Other Interesting Cases:

  • Leader Failures: The leader of each group is responsible for initiating group synchronization when topic metadata changes. A leader failure is detected by the coordinator through the expiration of its session timeout. The coordinator will respond by forcing all members to rejoin, which will allow a new leader to be elected.
  • Assignment Failure: As mentioned above, there are several ways that the synchronization/assignment phase can fail. Generally, they are handled by having group members rejoin the group. The most interesting case is when the leader encounters an unrecoverable error when it computes the group's assignment. This could happen, for example, if group members don't agree on the assignment strategy to use. In this case, the assignment failure is forwarded to the broker which can then propagate it to awaiting members.
  • Subscription Change: If a member changes its subscription, then it must force the group to be recreated by sending a JoinGroup request to the coordinator.

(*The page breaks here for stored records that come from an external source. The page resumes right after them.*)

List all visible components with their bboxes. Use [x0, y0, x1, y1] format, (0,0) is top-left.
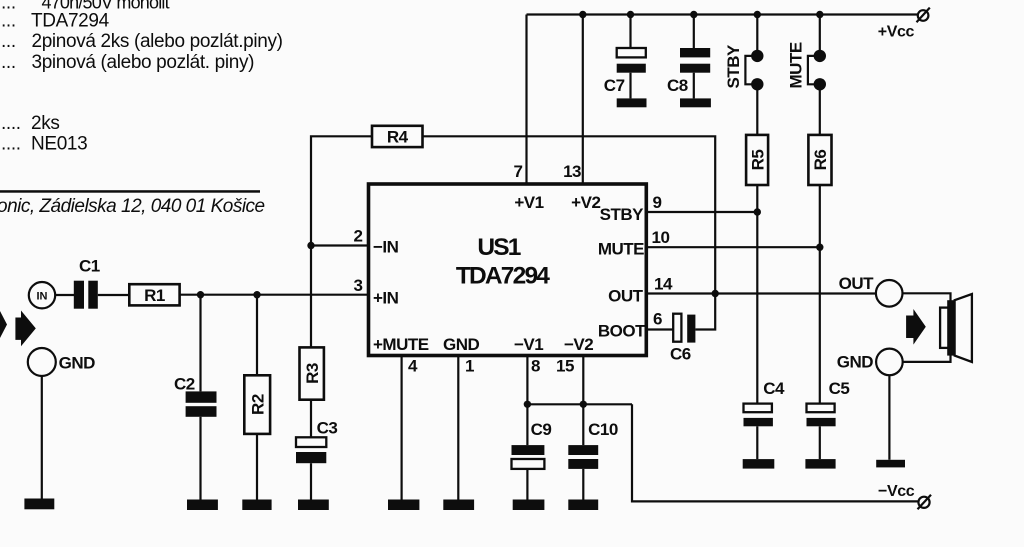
- svg-text:NE013: NE013: [31, 133, 87, 154]
- svg-text:US1: US1: [477, 234, 520, 261]
- svg-text:R3: R3: [303, 363, 322, 384]
- wire pin 14 OUT: [646, 292, 876, 294]
- switch MUTE: [808, 50, 826, 91]
- node -IN: [307, 242, 314, 249]
- wire R2 branch: [256, 295, 258, 376]
- wire GND output to ground: [888, 375, 890, 460]
- svg-text:C5: C5: [829, 379, 850, 398]
- svg-text:R4: R4: [387, 128, 409, 147]
- svg-text:7: 7: [514, 162, 523, 181]
- wire C9 to ground: [526, 469, 528, 500]
- svg-text:R5: R5: [748, 150, 767, 171]
- svg-text:C3: C3: [317, 419, 338, 438]
- wire C10 to ground: [582, 469, 584, 500]
- speaker: [940, 294, 972, 362]
- input arrow: [15, 311, 35, 347]
- svg-text:10: 10: [652, 228, 670, 247]
- svg-text:BOOT: BOOT: [598, 321, 646, 340]
- terminal -Vcc: [918, 495, 932, 510]
- wire C3 to ground: [310, 463, 312, 500]
- ground (R2): [242, 500, 271, 511]
- capacitor C4: [744, 404, 773, 427]
- capacitor C10: [568, 445, 598, 469]
- switch STBY: [745, 50, 763, 91]
- wire GND output to speaker: [903, 348, 951, 362]
- wire R1 to IC pin 3: [180, 294, 369, 296]
- capacitor C1: [74, 281, 98, 309]
- svg-text:3: 3: [354, 276, 363, 295]
- svg-text:GND: GND: [443, 335, 480, 354]
- wire IN to C1: [55, 294, 74, 296]
- ground (C10): [568, 500, 598, 511]
- svg-text:IN: IN: [37, 290, 48, 302]
- wire pin 9: [646, 211, 757, 213]
- svg-text:TDA7294: TDA7294: [31, 11, 110, 32]
- svg-text:C7: C7: [604, 76, 625, 95]
- ground (C4): [743, 459, 775, 469]
- ground (input GND): [24, 499, 54, 510]
- svg-text:2ks: 2ks: [31, 113, 60, 134]
- svg-text:1: 1: [465, 357, 474, 376]
- wire R6 to MUTE node: [819, 185, 821, 247]
- svg-text:R6: R6: [811, 150, 830, 171]
- svg-text:13: 13: [563, 162, 581, 181]
- +Vcc rail: [527, 13, 918, 15]
- svg-text:C10: C10: [588, 420, 618, 439]
- svg-text:STBY: STBY: [600, 205, 645, 224]
- resistor R2: [244, 375, 270, 434]
- svg-text:+V2: +V2: [571, 193, 600, 212]
- wire C6 to OUT net: [695, 294, 715, 330]
- node MUTE pin 10: [816, 244, 823, 251]
- svg-text:−V1: −V1: [514, 335, 543, 354]
- svg-text:+Vcc: +Vcc: [878, 24, 915, 41]
- wire rail to MUTE switch: [819, 15, 821, 53]
- wire C1 to R1: [98, 294, 130, 296]
- node pin13/rail: [579, 11, 586, 18]
- resistor R3: [300, 347, 324, 399]
- svg-text:9: 9: [653, 193, 662, 212]
- capacitor C3: [296, 437, 326, 463]
- wire -V rail: [527, 403, 632, 405]
- ground (C8): [680, 98, 711, 107]
- svg-text:3pinová (alebo pozlát. piny): 3pinová (alebo pozlát. piny): [32, 52, 255, 73]
- resistor R1: [129, 284, 179, 305]
- node STBY switch/rail: [754, 11, 761, 18]
- node MUTE switch/rail: [816, 11, 823, 18]
- wire -IN node to pin 2: [311, 244, 369, 246]
- svg-text:+V1: +V1: [514, 193, 543, 212]
- wire C2 branch: [199, 295, 201, 392]
- wire R3 to C3: [310, 400, 312, 438]
- wire pin 8 to C9: [526, 356, 528, 446]
- svg-text:...: ...: [1, 52, 16, 73]
- connector IN: [29, 282, 55, 308]
- wire rail to STBY switch: [756, 15, 758, 53]
- svg-text:C6: C6: [670, 345, 691, 364]
- capacitor C7: [617, 48, 646, 73]
- node pin 15 / -V rail: [580, 401, 587, 408]
- node R2 tap: [253, 291, 260, 298]
- wire -V rail to -Vcc: [632, 404, 918, 501]
- wire C5 to ground: [819, 426, 821, 459]
- svg-text:+MUTE: +MUTE: [373, 335, 429, 354]
- ground (pin 1): [443, 500, 474, 511]
- wire MUTE node to C5: [819, 247, 821, 403]
- resistor R6: [808, 135, 831, 185]
- svg-text:GND: GND: [59, 354, 96, 373]
- ground (C9): [513, 500, 545, 511]
- wire pin 13 to +Vcc rail: [582, 15, 584, 185]
- capacitor C5: [807, 404, 836, 427]
- svg-text:R2: R2: [248, 394, 267, 415]
- wire pin 7 to +Vcc rail: [525, 15, 527, 185]
- edge arrow fragment: [0, 311, 7, 338]
- wire C2 to ground: [199, 417, 201, 500]
- terminal +Vcc: [917, 8, 930, 23]
- wire GND input to ground: [41, 376, 43, 499]
- svg-text:+IN: +IN: [373, 289, 399, 308]
- node pin 8 / -V rail: [524, 401, 531, 408]
- op-amp IC US1 box: [369, 184, 647, 356]
- node C2 tap: [197, 291, 204, 298]
- wire OUT to speaker: [903, 293, 951, 307]
- svg-text:....: ....: [1, 133, 21, 154]
- resistor R4: [372, 126, 423, 147]
- svg-text:GND: GND: [837, 353, 874, 372]
- svg-text:2: 2: [354, 226, 363, 245]
- resistor R5: [746, 135, 768, 185]
- svg-text:OUT: OUT: [608, 286, 644, 305]
- wire rail to C8: [693, 15, 695, 49]
- svg-text:14: 14: [654, 274, 673, 293]
- wire R2 to ground: [256, 434, 258, 500]
- ground (C2): [187, 500, 218, 511]
- svg-text:R1: R1: [144, 286, 165, 305]
- svg-text:2pinová 2ks (alebo pozlát.piny: 2pinová 2ks (alebo pozlát.piny): [32, 31, 283, 52]
- svg-text:...: ...: [1, 11, 16, 32]
- svg-text:15: 15: [556, 357, 574, 376]
- capacitor C6: [673, 314, 695, 343]
- capacitor C8: [680, 48, 710, 73]
- output arrow: [906, 309, 926, 345]
- capacitor C2: [186, 391, 217, 416]
- wire pin 1 to ground: [457, 356, 459, 500]
- wire C8 to ground: [693, 73, 695, 99]
- svg-text:....: ....: [1, 113, 21, 134]
- svg-text:STBY: STBY: [724, 44, 743, 89]
- svg-text:OUT: OUT: [839, 274, 875, 293]
- svg-text:TDA7294: TDA7294: [456, 263, 550, 290]
- svg-text:MUTE: MUTE: [787, 42, 806, 88]
- node OUT/R4/C6: [712, 290, 719, 297]
- ground (pin 4): [388, 500, 419, 511]
- connector GND (output): [876, 349, 903, 376]
- wire R4 right to OUT net: [423, 136, 716, 293]
- ground (C7): [617, 98, 647, 107]
- ground (C5): [805, 459, 835, 469]
- svg-text:...: ...: [1, 31, 16, 52]
- svg-text:6: 6: [653, 309, 662, 328]
- capacitor C9: [512, 445, 545, 469]
- svg-text:4: 4: [408, 357, 418, 376]
- ground (R3/C3): [298, 500, 329, 511]
- wire STBY node to C4: [756, 212, 758, 404]
- wire C7 to ground: [629, 73, 631, 99]
- wire pin 15 to C10: [582, 356, 584, 446]
- svg-text:−IN: −IN: [373, 238, 399, 257]
- node STBY pin 9: [754, 208, 761, 215]
- svg-text:MUTE: MUTE: [598, 239, 644, 258]
- svg-text:−V2: −V2: [564, 335, 593, 354]
- connector GND (input): [28, 348, 56, 376]
- parts list text: [1, 0, 283, 154]
- wire rail to C7: [629, 15, 631, 49]
- ground (GND output): [876, 460, 905, 468]
- svg-text:C2: C2: [174, 375, 195, 394]
- svg-text:−Vcc: −Vcc: [878, 483, 915, 500]
- node C7/rail: [627, 11, 634, 18]
- svg-text:C4: C4: [763, 379, 785, 398]
- svg-text:onic, Zádielska 12, 040 01 Koš: onic, Zádielska 12, 040 01 Košice: [0, 196, 265, 217]
- wire C4 to ground: [756, 426, 758, 459]
- svg-text:C1: C1: [79, 256, 100, 275]
- wire pin 6 BOOT to C6: [646, 328, 673, 330]
- address rule: [0, 190, 260, 193]
- wire STBY switch to R5: [756, 84, 758, 135]
- wire pin 4 to ground: [401, 356, 403, 500]
- node C8/rail: [690, 11, 697, 18]
- wire MUTE switch to R6: [819, 84, 821, 135]
- connector OUT: [876, 280, 903, 307]
- wire R4 left to -IN node to R3: [311, 136, 372, 347]
- wire pin 10: [646, 246, 820, 248]
- svg-text:C9: C9: [531, 420, 552, 439]
- svg-text:8: 8: [531, 357, 540, 376]
- svg-text:C8: C8: [667, 76, 688, 95]
- wire R5 to STBY node: [756, 185, 758, 212]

This will cause the coordinator to reply to the other member's heartbeats with an error indicating that rejoin is needed, which will cause them to also send JoinGroup requests.
  • Topic Metadata Change: The leader is responsible for detecting topic metadata changes which affect the group's subscription. When it finds a change, it can immediately compute the new assignment and initiate a SyncGroup with the coordinator.

KafkaConsumer API

Although the protocol is slightly more complex for the KafkaConsumer implementation, most of the details are hidden from users. Below we show the basic assignment interface that would be exposed in KafkaConsumer. The partition assigner is generic to allow for custom metadata. For simple versions, the generic type would probably be Void.

Code Block
class ConsumerMetadata<T> {
  String consumerId;
  List<String> subscribedTopics;
  T metadata;
}
 
interface PartitionAssigner<T> extends Configurable {
 
  /**
   * Derive the metadata to be used for the local member by this assigner. This could 
   * come from configuration or it could be derived dynamically (e.g. for host information
   * such as the hostname or number of cpus).
   * @return The metadata
   */
  public T metadata();
  /**
   * Assign partitions for this consumer.
   * @param consumerId The consumer id of this consumer
   * @param partitionsPerTopic The count of partitions for each subscribed topic
   * @param consumers Metadata for consumers in the current generation
   */
  Map<String, List<TopicPartition>> assign(String consumerId,
                                           Map<String, Integer> partitionsPerTopic, 
                                           List<ConsumerMetadata<T>> consumers);
}

TODO:

To support client-side assignment, we'd have to make the following changes:

  1. Migrate existing assignment strategies from the broker to the client. Since the assignment interface is nearly the same, this should be straightforward.
  2. Modify client/server for the new join group protocol. Since we're not really changing the protocol (just the information that is passed through it), this should also be straightforward.
  3. Remove offset validation from the consumer coordinator. Just a couple lines to remove for this.
  4. Add support for assignment versioning (if we decide we need it). Depending on what we do, may or may not be trivial.